The Adani Group has said it’s considering legal action in response to the claims. It charged Hindenburg with launching “a calculated attack on India” and said the investment firm is only interested in its own financial gain. But analysts say Adani Group hasn’t convincingly answered the questions raised by the report.
What do investors think?
Investors, spooked by the claims, are bailing, not wanting to get caught on the wrong side of a trade. Shares of Adani Enterprises, Adani’s flagship firm, have plummeted almost 55% since Hindenburg’s report was published on January 24.
The company is now struggling to raise new funding as a result. On Wednesday, Adani Enterprises abruptly abandoned a $2.5 billion deal to sell shares, just 24 hours after it was sealed.
Stocks of most Adani Group companies slumped again on Friday. India’s stock exchanges halted trading in five listed Adani firms after their shares crashed by the daily limits, set at 5% and 10%.
Meanwhile, TotalEnergies, a major business partner, said Adani had agreed to let one of the “big four” accounting firms carry out a “general audit.” There was no confirmation from Adani.
The French energy giant described its $3.1 billion exposure to Adani, via joint investments in India, as “limited”. It also said these partnerships were “undertaken in full compliance with applicable — namely Indian — laws.”
What happens next?
The wave of selling is raising questions about how Adani’s businesses will continue to cover their costs.
The large debt load of Adani firms — one of the concerns raised by Hindenburg — is under the microscope. Ratings agency Moody’s said Friday that the turmoil was likely to reduce the group’s ability to raise capital.

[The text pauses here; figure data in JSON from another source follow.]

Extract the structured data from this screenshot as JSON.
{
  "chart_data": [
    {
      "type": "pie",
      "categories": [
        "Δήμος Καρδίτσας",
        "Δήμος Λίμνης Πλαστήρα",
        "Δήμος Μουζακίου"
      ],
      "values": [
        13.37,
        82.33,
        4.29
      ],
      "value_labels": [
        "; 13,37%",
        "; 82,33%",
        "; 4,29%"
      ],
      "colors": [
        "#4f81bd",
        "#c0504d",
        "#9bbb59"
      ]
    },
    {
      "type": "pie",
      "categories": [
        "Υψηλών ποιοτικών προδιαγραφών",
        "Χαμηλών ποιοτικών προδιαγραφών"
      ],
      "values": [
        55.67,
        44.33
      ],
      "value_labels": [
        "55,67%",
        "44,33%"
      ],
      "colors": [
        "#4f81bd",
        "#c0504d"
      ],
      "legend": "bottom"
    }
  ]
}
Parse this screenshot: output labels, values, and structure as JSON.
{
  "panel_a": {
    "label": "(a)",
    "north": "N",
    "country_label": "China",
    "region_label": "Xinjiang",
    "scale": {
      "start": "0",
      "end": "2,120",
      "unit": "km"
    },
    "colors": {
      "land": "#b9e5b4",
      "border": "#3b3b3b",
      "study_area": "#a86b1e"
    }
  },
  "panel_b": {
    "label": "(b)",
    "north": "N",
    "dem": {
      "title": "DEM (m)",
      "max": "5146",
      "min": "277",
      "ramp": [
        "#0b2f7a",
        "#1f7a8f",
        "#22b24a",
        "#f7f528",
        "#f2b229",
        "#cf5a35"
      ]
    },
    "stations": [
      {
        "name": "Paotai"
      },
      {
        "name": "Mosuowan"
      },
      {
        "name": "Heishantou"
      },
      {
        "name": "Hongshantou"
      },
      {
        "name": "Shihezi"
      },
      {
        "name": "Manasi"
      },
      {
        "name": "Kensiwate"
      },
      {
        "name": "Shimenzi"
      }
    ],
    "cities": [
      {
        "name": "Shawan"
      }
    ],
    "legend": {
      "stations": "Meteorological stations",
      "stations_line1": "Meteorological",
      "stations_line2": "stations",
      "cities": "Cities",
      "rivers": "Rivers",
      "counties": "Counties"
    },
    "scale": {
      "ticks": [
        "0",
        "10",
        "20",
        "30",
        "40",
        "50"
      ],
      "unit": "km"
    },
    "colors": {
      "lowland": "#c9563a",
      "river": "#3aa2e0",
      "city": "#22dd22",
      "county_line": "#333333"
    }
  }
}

In a statement Wednesday night, Adani stressed that his business remains on solid footing, and that executives would review its capital market strategy “once the market stabilizes.”
“Our balance sheet is very healthy with strong cashflows and secure assets, and we have an impeccable track record of servicing our debt,” he said.
The consequences of the sell-off may not be contained to Adani. Indian banks that hold Adani Group assets could also be affected if the value of those holdings continues to drop.
The Reserve Bank of India said Friday that the banking sector “remains resilient and stable” based on its latest assessment and pledged to continue to monitor the situation.
In its first statement on the recent market turmoil, the Securities and Exchange Board of India (SEBI) said Saturday that it had observed “unusual price movement in the stocks of a business conglomerate.” It said that if any information comes to SEBI’s notice,” it would be examined and “appropriate action” would be taken.
The market regulator added that it “is committed to ensuring market integrity.”
India Inc. on the defensive
At the same time, the ordeal is the source of growing political turmoil in New Delhi.
Opposition lawmakers in India have demanded a probe into the Hindenburg report. They staged a protest in the country’s parliament on Wednesday while the country’s finance minister presented the annual budget.
Their demands that normal business be suspended Friday to allow an emergency debate on the Adani crisis led to an uproar, resulting in the adjournment of both houses of parliament until Monday.
“Action is being taken against Adani all over the world, but PM Modi is quiet,” the main opposition Congress party tweeted. “When will our govt take action?”
Questions about the health of Adani’s empire are clouding the outlook for India Inc., which just weeks ago was out in force at the World Economic Forum in Davos, Switzerland touting opportunities for foreign investors.
The country’s emissaries leaned into its relatively robust economic outlook. The World Bank projected last month that India would log the strongest economic growth of any major economy this year.
“The Adani saga has opened a big can of worms,” said Manish Chowdhury, head of research at brokerage Stoxbox. “The India story is looking weak” to foreign investors now, he added.
— Diksha Madhok and Allison Morrow contributed reporting.